We have studied the structural properties of tensily strained Si (t-Si) layers grown by reduced pressure–chemical vapor deposition on top of SiGe(100), (110), and (111) virtual substrates (VSs). Chemical mechanical planarization has been used beforehand to eliminate the as-grown surface crosshatch on all orientations and reduce by 10 up to 100 times the surface roughness. A definite surface roughening has occurred after the epitaxy of t-Si on (110) and (111). For the lowest Ge contents investigated, top Si(100) and (110) layers are locally “defect-free” whereas numerous {111} stacking faults are present in the t-Si(111) layers.

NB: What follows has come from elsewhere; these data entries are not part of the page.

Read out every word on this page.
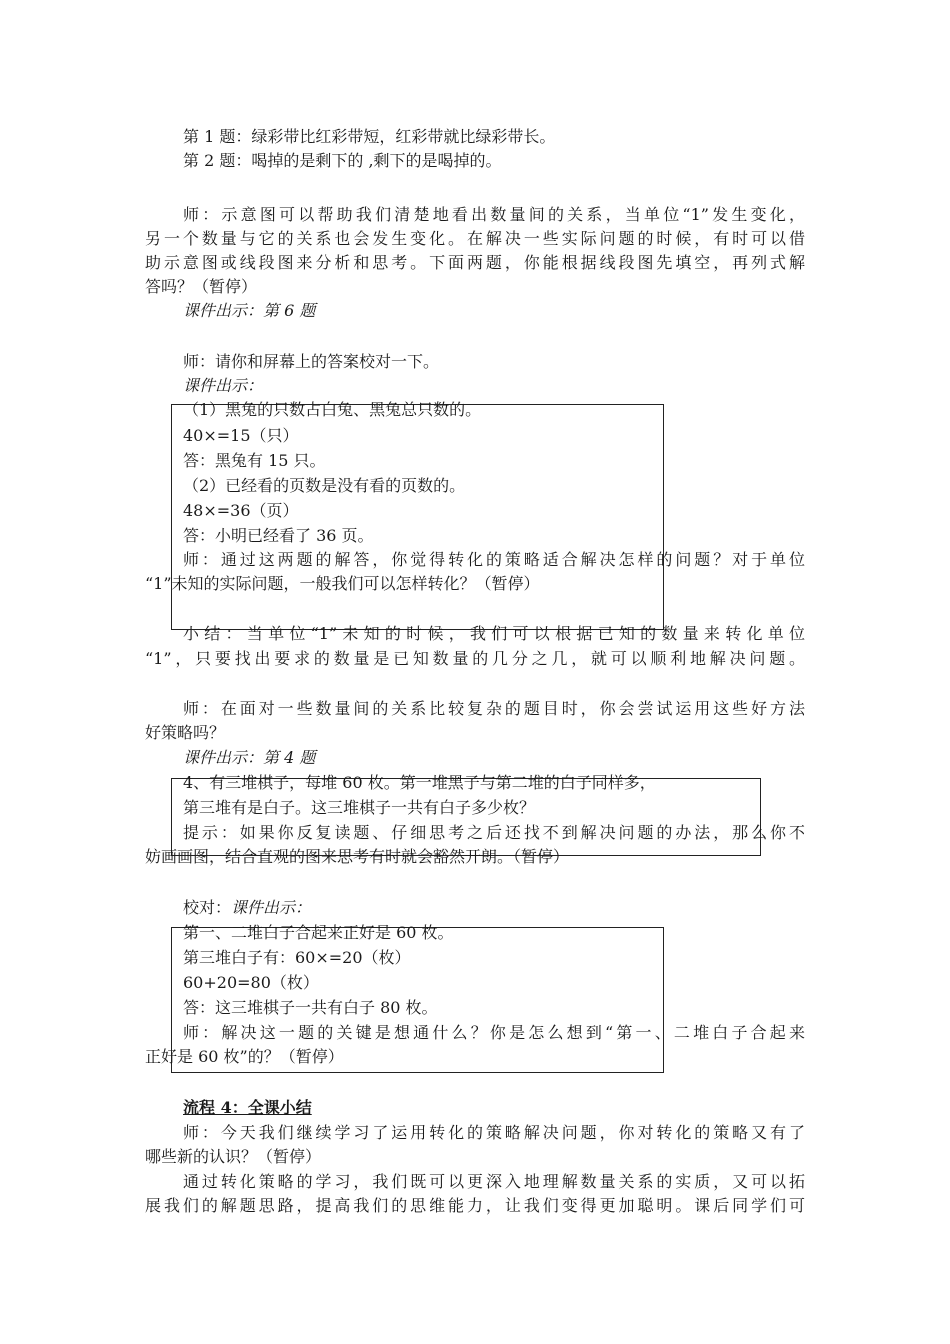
第 1 题：绿彩带比红彩带短，红彩带就比绿彩带长。
第 2 题：喝掉的是剩下的 ,剩下的是喝掉的。
师：示意图可以帮助我们清楚地看出数量间的关系，当单位“1”发生变化，
另一个数量与它的关系也会发生变化。在解决一些实际问题的时候，有时可以借
助示意图或线段图来分析和思考。下面两题，你能根据线段图先填空，再列式解
答吗？（暂停）
课件出示：第 6 题
师：请你和屏幕上的答案校对一下。
课件出示：
（1）黑兔的只数占白兔、黑兔总只数的。
40×=15（只）
答：黑兔有 15 只。
（2）已经看的页数是没有看的页数的。
48×=36（页）
答：小明已经看了 36 页。
师：通过这两题的解答，你觉得转化的策略适合解决怎样的问题？对于单位
“1”未知的实际问题，一般我们可以怎样转化？（暂停）
小结：当单位“1”未知的时候，我们可以根据已知的数量来转化单位
“1”，只要找出要求的数量是已知数量的几分之几，就可以顺利地解决问题。
师：在面对一些数量间的关系比较复杂的题目时，你会尝试运用这些好方法
好策略吗？
课件出示：第 4 题
4、有三堆棋子，每堆 60 枚。第一堆黑子与第二堆的白子同样多，
第三堆有是白子。这三堆棋子一共有白子多少枚？
提示：如果你反复读题、仔细思考之后还找不到解决问题的办法，那么你不
妨画画图，结合直观的图来思考有时就会豁然开朗。（暂停）
校对：课件出示：
第一、二堆白子合起来正好是 60 枚。
第三堆白子有：60×=20（枚）
60+20=80（枚）
答：这三堆棋子一共有白子 80 枚。
师：解决这一题的关键是想通什么？你是怎么想到“第一、二堆白子合起来
正好是 60 枚”的？（暂停）
流程 4：全课小结
师：今天我们继续学习了运用转化的策略解决问题，你对转化的策略又有了
哪些新的认识？（暂停）
通过转化策略的学习，我们既可以更深入地理解数量关系的实质，又可以拓
展我们的解题思路，提高我们的思维能力，让我们变得更加聪明。课后同学们可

For higher Ge content SiGe VS, a degradation of the crystallographic quality of (110) and (111) t-Si layers has been evidenced, with the presence of dislocations, stacking faults, and twins. Quantification of the strain level in the t-Si layers has been carried out using visible and near-UV Raman spectroscopy. The Ge contents in the VS determined by Raman spectroscopy were very close to the ones previously obtained by secondary ion mass spectrometry or x-ray diffraction. Stress values obtained for t-Si(100) layers were whatever the Ge content similar to those expected. Stress values corresponding to pseudomorphic t-Si growths have been obtained on (110) and (111) SiGe VSs, for Ge contents up to 35% and 25%, respectively. The stress values obtained on (110) surfaces for such Ge contents were high, with a noticeable anisotropy along the [001] and [1-10] directions. Degradations of the (110) and (111) Raman profiles likely coming from twin-assisted strain relaxation have been noticed for t-Si layers on SiGe VS with Ge contents higher than 35% and 25%, respectively. UV and visible Raman mapping of the growth plane strain fluctuations has finally been carried out. Original surface arrays have been highlighted for each surface orientation. Such strain fields are related to the plastic relaxation of strain in the SiGe graded layer underneath through the emission of misfit dislocations, twins, and stacking faults. Promising results have been obtained for t-Si layers on (110) SiGe VS while the technological usefulness of the (111) ones is more questionable.